Genomatica has also been working with the nylon maker Aquafil to demonstrate technology that ferments sugar into caprolactam, which is polymerized to make nylon 6.

Lululemon calls nylon a foundational material for its yoga pants, and in its most recent impact report notes that nylon accounts for more than 30% of the material it uses. And because nylon production emits lots of greenhouse gases, the fiber also represents a significant portion of the clothing maker’s climate impact.

Adipic acid is usually made by reacting nitric acid with a mixture of cyclohexanone and cyclohexanol. The process releases nitrous oxide, a greenhouse gas that, if not destroyed, warms the atmosphere hundreds of times as much as carbon dioxide does. Making caprolactam also emits nitrous oxide.

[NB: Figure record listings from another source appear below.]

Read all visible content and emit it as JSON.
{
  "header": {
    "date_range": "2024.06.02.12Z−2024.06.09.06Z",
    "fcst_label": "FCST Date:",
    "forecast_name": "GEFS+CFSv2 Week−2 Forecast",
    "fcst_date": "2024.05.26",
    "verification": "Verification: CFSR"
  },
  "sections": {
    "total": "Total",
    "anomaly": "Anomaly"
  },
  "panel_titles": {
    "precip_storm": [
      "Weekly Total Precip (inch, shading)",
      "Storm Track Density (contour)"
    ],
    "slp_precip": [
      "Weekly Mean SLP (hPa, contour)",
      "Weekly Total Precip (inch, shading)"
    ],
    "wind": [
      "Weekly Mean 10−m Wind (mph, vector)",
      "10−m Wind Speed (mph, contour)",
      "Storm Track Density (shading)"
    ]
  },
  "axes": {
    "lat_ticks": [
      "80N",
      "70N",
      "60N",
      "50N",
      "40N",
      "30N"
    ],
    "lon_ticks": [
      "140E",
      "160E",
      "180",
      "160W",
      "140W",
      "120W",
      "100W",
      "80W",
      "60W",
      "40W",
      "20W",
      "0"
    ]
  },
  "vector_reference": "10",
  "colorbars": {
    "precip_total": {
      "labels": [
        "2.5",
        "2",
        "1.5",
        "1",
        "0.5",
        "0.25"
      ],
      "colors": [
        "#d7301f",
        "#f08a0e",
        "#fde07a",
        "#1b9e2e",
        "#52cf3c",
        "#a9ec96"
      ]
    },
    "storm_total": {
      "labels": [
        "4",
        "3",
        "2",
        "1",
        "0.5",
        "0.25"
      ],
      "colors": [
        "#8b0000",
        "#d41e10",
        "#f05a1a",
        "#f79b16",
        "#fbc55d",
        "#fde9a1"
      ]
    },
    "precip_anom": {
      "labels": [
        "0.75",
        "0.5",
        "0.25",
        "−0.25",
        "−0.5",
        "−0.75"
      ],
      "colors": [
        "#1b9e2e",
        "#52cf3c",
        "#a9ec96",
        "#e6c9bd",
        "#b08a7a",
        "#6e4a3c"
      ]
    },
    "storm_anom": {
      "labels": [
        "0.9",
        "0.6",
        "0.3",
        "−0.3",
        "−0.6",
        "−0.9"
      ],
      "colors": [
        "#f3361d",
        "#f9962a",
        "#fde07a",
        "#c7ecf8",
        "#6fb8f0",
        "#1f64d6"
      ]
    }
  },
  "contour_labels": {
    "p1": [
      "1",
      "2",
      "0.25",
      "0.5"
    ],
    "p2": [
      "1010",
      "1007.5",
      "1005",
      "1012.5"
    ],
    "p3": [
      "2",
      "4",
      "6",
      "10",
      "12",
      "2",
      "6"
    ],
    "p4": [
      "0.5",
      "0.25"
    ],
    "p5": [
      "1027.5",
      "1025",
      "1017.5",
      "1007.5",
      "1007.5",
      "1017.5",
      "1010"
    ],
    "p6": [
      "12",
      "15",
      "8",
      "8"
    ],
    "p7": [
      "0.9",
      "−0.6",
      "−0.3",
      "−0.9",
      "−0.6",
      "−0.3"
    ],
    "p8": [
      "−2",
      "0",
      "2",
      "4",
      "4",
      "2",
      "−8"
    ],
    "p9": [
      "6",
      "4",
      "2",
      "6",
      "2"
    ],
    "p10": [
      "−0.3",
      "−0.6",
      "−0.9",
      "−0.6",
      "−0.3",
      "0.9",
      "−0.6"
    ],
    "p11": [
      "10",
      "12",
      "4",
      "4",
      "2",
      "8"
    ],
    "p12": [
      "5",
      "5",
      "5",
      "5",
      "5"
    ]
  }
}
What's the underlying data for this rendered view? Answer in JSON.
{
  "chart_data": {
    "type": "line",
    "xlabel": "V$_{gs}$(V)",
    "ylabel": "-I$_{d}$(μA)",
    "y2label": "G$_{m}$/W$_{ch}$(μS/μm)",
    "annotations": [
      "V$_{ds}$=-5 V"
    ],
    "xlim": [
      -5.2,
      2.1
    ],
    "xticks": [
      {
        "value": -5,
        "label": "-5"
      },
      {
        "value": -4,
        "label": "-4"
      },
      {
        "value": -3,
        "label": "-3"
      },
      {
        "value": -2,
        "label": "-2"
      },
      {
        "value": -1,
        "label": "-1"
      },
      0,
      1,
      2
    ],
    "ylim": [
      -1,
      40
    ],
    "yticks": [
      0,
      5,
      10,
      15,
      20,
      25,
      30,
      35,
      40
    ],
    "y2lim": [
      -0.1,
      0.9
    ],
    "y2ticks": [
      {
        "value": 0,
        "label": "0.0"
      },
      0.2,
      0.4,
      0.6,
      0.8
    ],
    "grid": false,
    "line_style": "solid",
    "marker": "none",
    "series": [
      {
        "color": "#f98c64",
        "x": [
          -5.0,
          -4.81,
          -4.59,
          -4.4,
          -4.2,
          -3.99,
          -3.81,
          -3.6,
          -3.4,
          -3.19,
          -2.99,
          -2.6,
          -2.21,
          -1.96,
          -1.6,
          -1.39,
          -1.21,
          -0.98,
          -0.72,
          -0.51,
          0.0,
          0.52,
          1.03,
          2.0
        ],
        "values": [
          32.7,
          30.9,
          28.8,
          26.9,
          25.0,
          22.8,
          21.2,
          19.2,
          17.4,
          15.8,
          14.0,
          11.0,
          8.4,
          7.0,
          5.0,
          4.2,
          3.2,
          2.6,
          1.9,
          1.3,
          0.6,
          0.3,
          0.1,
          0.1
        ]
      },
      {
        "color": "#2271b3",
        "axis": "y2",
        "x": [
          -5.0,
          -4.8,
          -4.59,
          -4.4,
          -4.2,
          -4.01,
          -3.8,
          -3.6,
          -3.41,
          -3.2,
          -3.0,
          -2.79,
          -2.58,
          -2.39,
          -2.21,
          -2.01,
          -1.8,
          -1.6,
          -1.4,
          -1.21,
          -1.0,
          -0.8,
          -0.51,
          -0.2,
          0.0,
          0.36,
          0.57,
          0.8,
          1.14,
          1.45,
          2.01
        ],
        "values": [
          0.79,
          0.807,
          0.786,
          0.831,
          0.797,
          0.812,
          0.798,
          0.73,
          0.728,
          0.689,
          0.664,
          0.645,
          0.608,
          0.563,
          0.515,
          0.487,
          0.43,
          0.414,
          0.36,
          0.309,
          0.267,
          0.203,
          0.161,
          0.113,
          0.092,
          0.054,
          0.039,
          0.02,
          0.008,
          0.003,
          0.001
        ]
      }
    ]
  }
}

To make HMD 1,3-butadiene is reacted with hydrogen cyanide to form adiponitrile, which is then hydrogenated to produce HMD, releasing carbon dioxide along the way. Fermenting sugar into nylon precursors could reduce nylon’s greenhouse gas emissions by eliminating fossil fuel feedstocks and steps that create nitrous oxide.

Credit: ZymoChem
A ZymoChem scientist runs fermenters in a laboratory. The company is working with Lululemon to scale up a fermentation process for adipic acid, a nylon precursor.

ZymoChem CEO Harshal Chokhawala says Lululemon approached his company after discovering some ZymoChem patents describing a fermentation process for adipic acid. Lululemon invested in ZymoChem’s series A funding round in January 2024 and then ZymoChem started working with the company on proof-of-concept projects.

Chokhawala says he’s confident that at large scale, his company’s fermentation route to adipic acid is efficient enough to compete with the fossil-based one. “In the chemical industry, once you bring a better process to the table . . . the entire industry starts to switch,” he says. “That’s what we want to be. That’s our mission.”

Other companies are also developing sustainable nylon. In November, the chemical firm Toray Industries announced that it was working with PTT Global Chemical to study the viability of large-scale biobased adipic acid production. The companies say they can ferment nonedible sugar into muconic acid and then hydrogenate that into adipic acid. Meanwhile, the start-up OzoneBio is developing a process that uses pyrolysis to convert nut shells and wood waste into adipic acid.

Beyond nylon, last year, the fiber producer Hyosung announced it would use a Genomatica technology to produce biobased 1,4-butanediol, used to make spandex fibers and other plastics, at a $1 billion plant in Vietnam. The biobased chemical firm Qore plans to use the same technology at an Iowa plant, which is set to start production next year.

The scale-up plans from Toray and PTT, ZymoChem, and Genomatica show that sustainable nylon isn’t far behind spandex. But Tiffany Hua, an analyst who covers textile technologies for the intelligence firm Lux Research, says clothing companies have yet to adopt meaningful amounts of any fermentation-derived fiber. Lululemon reports that the biobased nylon used to produce a limited number of shirts in 2023 made up less than 1% of the nylon it purchased during that year.

Working out kinks in these new manufacturing processes will add costs at first, Hua says. But she expects that improvements in strain engineering and fermentation technology will eventually help biobased fibers break into the textile industry.